Take a marinated bowl and add 1 medium size whole chicken before putting it in to make sure to place deep cuts on both sides of the chicken. Add 1 and 1/2 tbsp of green chili paste in a small bowl. Then add 2 tbsp of garlic paste and 1 tbsp of ginger paste. Now take two medium size lemons into 2 pieces then squeeze the fresh lemon juice pure into the bowl. Fresh lemon juice help to remove the raw chicken smell and also help to absorb masala into the chicken. Add all dry ingredients into the same small bowl one by one.
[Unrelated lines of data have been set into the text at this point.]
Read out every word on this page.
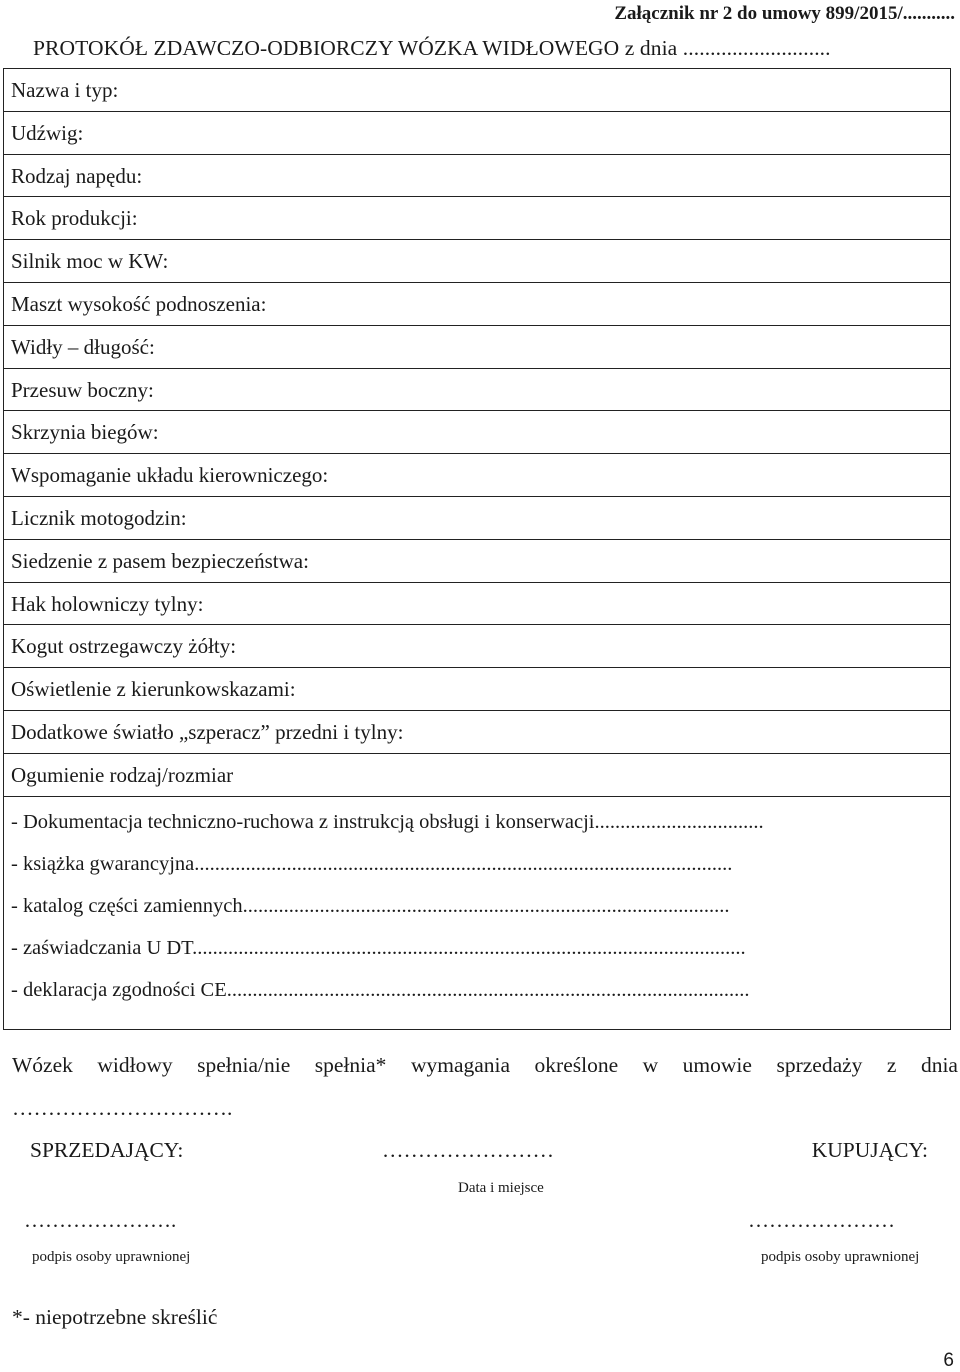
Załącznik nr 2 do umowy 899/2015/...........
PROTOKÓŁ ZDAWCZO-ODBIORCZY WÓZKA WIDŁOWEGO z dnia ...........................
Nazwa i typ:
Udźwig:
Rodzaj napędu:
Rok produkcji:
Silnik moc w KW:
Maszt wysokość podnoszenia:
Widły – długość:
Przesuw boczny:
Skrzynia biegów:
Wspomaganie układu kierowniczego:
Licznik motogodzin:
Siedzenie z pasem bezpieczeństwa:
Hak holowniczy tylny:
Kogut ostrzegawczy żółty:
Oświetlenie z kierunkowskazami:
Dodatkowe światło „szperacz” przedni i tylny:
Ogumienie rodzaj/rozmiar
- Dokumentacja techniczno-ruchowa z instrukcją obsługi i konserwacji.................................
- książka gwarancyjna.........................................................................................................
- katalog części zamiennych...............................................................................................
- zaświadczania U DT............................................................................................................
- deklaracja zgodności CE......................................................................................................
Wózek widłowy spełnia/nie spełnia* wymagania określone w umowie sprzedaży z dnia
………………………….
SPRZEDAJĄCY:	……………………	KUPUJĄCY:
Data i miejsce
………………….	…………………
podpis osoby uprawnionej	podpis osoby uprawnionej
*- niepotrzebne skreślić
6
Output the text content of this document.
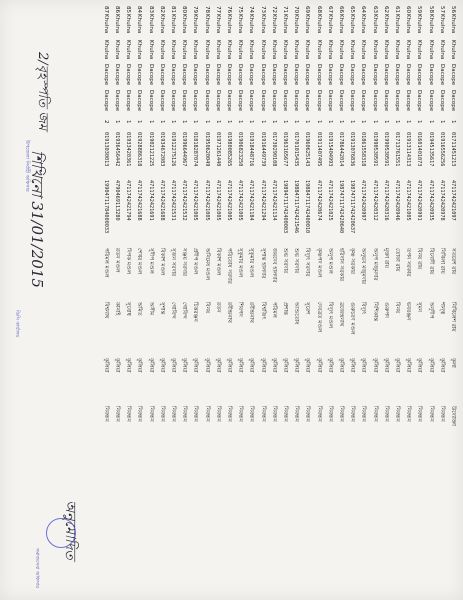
56
Khulna
Khulna
Dacope
Dacope
1
01711451213
4711742421097
সতরেশ রায়
নিখিলেশ রায়
কুলা
উদ্যোক্তা
57
Khulna
Khulna
Dacope
Dacope
1
01916556256
4711742420978
নিখিলা রায়
শান্ত্ব
কুলিয়া
নিবন্ধন
58
Khulna
Khulna
Dacope
Dacope
1
01945135617
4711742420935
বিনোদী রায়
অনুদীপ
কুলিয়া
নিবন্ধন
59
Khulna
Khulna
Dacope
Dacope
1
01601401073
4711742420991
বিনয় রায়
সুমন
কুলিয়া
নিবন্ধন
60
Khulna
Khulna
Dacope
Dacope
1
01913114313
4711742421005
তপন সরকার
ভবরঞ্জন
কুলিয়া
নিবন্ধন
61
Khulna
Khulna
Dacope
Dacope
1
01713761551
4711742420946
তোফা রায়
বিনয়
কুলিয়া
নিবন্ধন
62
Khulna
Khulna
Dacope
Dacope
1
01990530591
4711742420316
মুক্তা রায়
গুরুপদ
কুলিয়া
নিবন্ধন
63
Khulna
Khulna
Dacope
Dacope
1
01990530591
4711742420312
অনুপ মজুমদার
নিশিকান্ত
কুলিয়া
নিবন্ধন
64
Khulna
Khulna
Dacope
Dacope
1
01861558318
4711742420997
অনুভব মজুমদার
বিদ্যুৎ
কুলিয়া
নিবন্ধন
65
Khulna
Khulna
Dacope
Dacope
1
01913076836
19874711742420637
কৃষ্ণ সরকার
গুরুচরণ মণ্ডল
কুলিয়া
নিবন্ধন
66
Khulna
Khulna
Dacope
Dacope
1
01786442014
19874711742420640
হরিদাস সরকার
ব্রজেন্দ্রনাথ
কুলিয়া
নিবন্ধন
67
Khulna
Khulna
Dacope
Dacope
1
01915404993
4711742421025
অনুপ মণ্ডল
বিদ্যুৎ মণ্ডল
কুলিয়া
নিবন্ধন
68
Khulna
Khulna
Dacope
Dacope
1
01911407495
4711742420674
কৃষ্ণপদ মণ্ডল
দেবব্রত মণ্ডল
কুলিয়া
নিবন্ধন
69
Khulna
Khulna
Dacope
Dacope
1
01960625143
19884711742400010
বিদ্যুৎ সরদার
সুরেশ
কুলিয়া
নিবন্ধন
70
Khulna
Khulna
Dacope
Dacope
1
01701015435
19884711742421546
শুভ সরদার
আশুতোষ
কুলিয়া
নিবন্ধন
71
Khulna
Khulna
Dacope
Dacope
1
01963165677
19894711742400003
শুভ সরদার
প্রশান্ত
কুলিয়া
নিবন্ধন
72
Khulna
Khulna
Dacope
Dacope
1
01730290108
4711742421134
জয়দেব হালদার
পরিমল
কুলিয়া
নিবন্ধন
73
Khulna
Khulna
Dacope
Dacope
1
01916449739
4711742421294
সুশান্ত হালদার
বিশ্বজিৎ
কুলিয়া
নিবন্ধন
74
Khulna
Khulna
Dacope
Dacope
1
01918448716
4711742421184
সুকুমার মণ্ডল
রবীন্দ্রনাথ
কুলিয়া
নিবন্ধন
75
Khulna
Khulna
Dacope
Dacope
1
01906823250
4711742421005
সুকুমার মণ্ডল
শিবপদ
কুলিয়া
নিবন্ধন
76
Khulna
Khulna
Dacope
Dacope
1
01980085265
4711742421005
পরিতোষ সরদার
রবীন্দ্রনাথ
কুলিয়া
নিবন্ধন
77
Khulna
Khulna
Dacope
Dacope
1
01971261440
4711742421005
বিকাশ মণ্ডল
রতন
কুলিয়া
নিবন্ধন
78
Khulna
Khulna
Dacope
Dacope
1
01950620049
4711742421005
অনিমেষ মণ্ডল
বিনয়
কুলিয়া
নিবন্ধন
79
Khulna
Khulna
Dacope
Dacope
1
01818287074
4711742421005
প্রদীপ মণ্ডল
চিত্তরঞ্জন
কুলিয়া
নিবন্ধন
80
Khulna
Khulna
Dacope
Dacope
1
01996644967
4711742421532
সঞ্জয় সরদার
গোবিন্দ
কুলিয়া
নিবন্ধন
81
Khulna
Khulna
Dacope
Dacope
1
01912275126
4711742421531
সুজন সরদার
গোবিন্দ
কুলিয়া
নিবন্ধন
82
Khulna
Khulna
Dacope
Dacope
1
01934672083
4711742421688
বিকাশ মণ্ডল
সুশান্ত
কুলিয়া
নিবন্ধন
83
Khulna
Khulna
Dacope
Dacope
1
01902121225
4711742421691
সুদীপ মণ্ডল
অসীম
কুলিয়া
নিবন্ধন
84
Khulna
Khulna
Dacope
Dacope
1
01928886318
4711742421688
শেখর মণ্ডল
অমিত
কুলিয়া
নিবন্ধন
85
Khulna
Khulna
Dacope
Dacope
1
01933420361
4711742421794
দিপক মণ্ডল
সুবোধ
কুলিয়া
নিবন্ধন
86
Khulna
Khulna
Dacope
Dacope
1
01936456442
4790469113280
রতন মণ্ডল
কানাই
কুলিয়া
নিবন্ধন
87
Khulna
Khulna
Dacope
Dacope
2
01913030013
19904711784000033
পরিমল মণ্ডল
বিশ্বনাথ
কুলিয়া
নিবন্ধন
2/বৃহস্পতি জম
শিখিনো 31/01/2015
অনুমোদিত
উপজেলা নির্বাহী অফিসার
ডিসি কার্যালয়
সমাজসেবা অফিসার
First add 1 tbsp of red chili powder, 1 and 1/2 tbsp of salt, 1 tbsp of gram masala powder, 1 tbsp of coriander powder, 1 tbsp of cumin powder, half tbsp of turmeric powder, and half tsp of red food color or if you don’t have red color then add yellow food color. It totally depends on yours. You can also skip this step. Whisked it well and marinate the whole chicken make sure to marinate the chicken’s outer as well as inner side. Marinate both sides properly. Take it aside and rest for 2 to 3 hours or overnight in the refrigerator.

STEP TWO

Start with the second step and quickly prep your veggies. Cut 2 large carrots into one-inch pieces. Then you need 6 small size potatoes to peel and cut into 4 pieces. If you use large potatoes cut them into 6 pieces or if using baby potatoes you can even leave them holes. Next, peel one medium size onion and coarsely chopped or cut the onion into 1 inch. Onion adds a really great flavor to the chicken and the rest of the vegetables. I love how the onion is caramelized in the roasting pan. Place all of your prepared veggies into a large mixing bowl and add 2 springs of fresh rose merry, add 2 tbsp of olive oil, 1 tsp salt, and 1 tsp black pepper powder. Give in to a ruff tose and set it aside.

STEP THREE

Transfer your marinated chicken to the roasting pan with the breast side up. Now add your prepared vegetable to the pan and just spread them evenly around the chicken. Those veggies were roasted and based on the chicken juices making them incredibly flavor full. Before putting it into the oven make sure to tuck the chicken wing behind the chicken and also tie the chicken legs as well. This is a quick and easy step to make the chicken look a little bit fancy and presentable.

STEP FOUR

Preheat the oven to 425 °F degrees for 15 to 20 minutes. After that transfer your roasting pan to the lower rack of the oven. Now roast it for about 35 to 40 minutes. If you notice your chicken starts to brown too much on the chicken breast. Then place the triangle foil rape into the chicken breast. Once your chicken is completely done take out the roasting pan in the oven and transfer it to the kitchen counter and rest for 5 minutes.

SERVING METHOD OF ROASTED CHICKEN:

Now transfer your roasted chicken and veggies into the serving dish. I love the range of roasted veggies just right on the same plater around the chicken. It makes probably a beautiful presentation. Your chicken is ready for serve.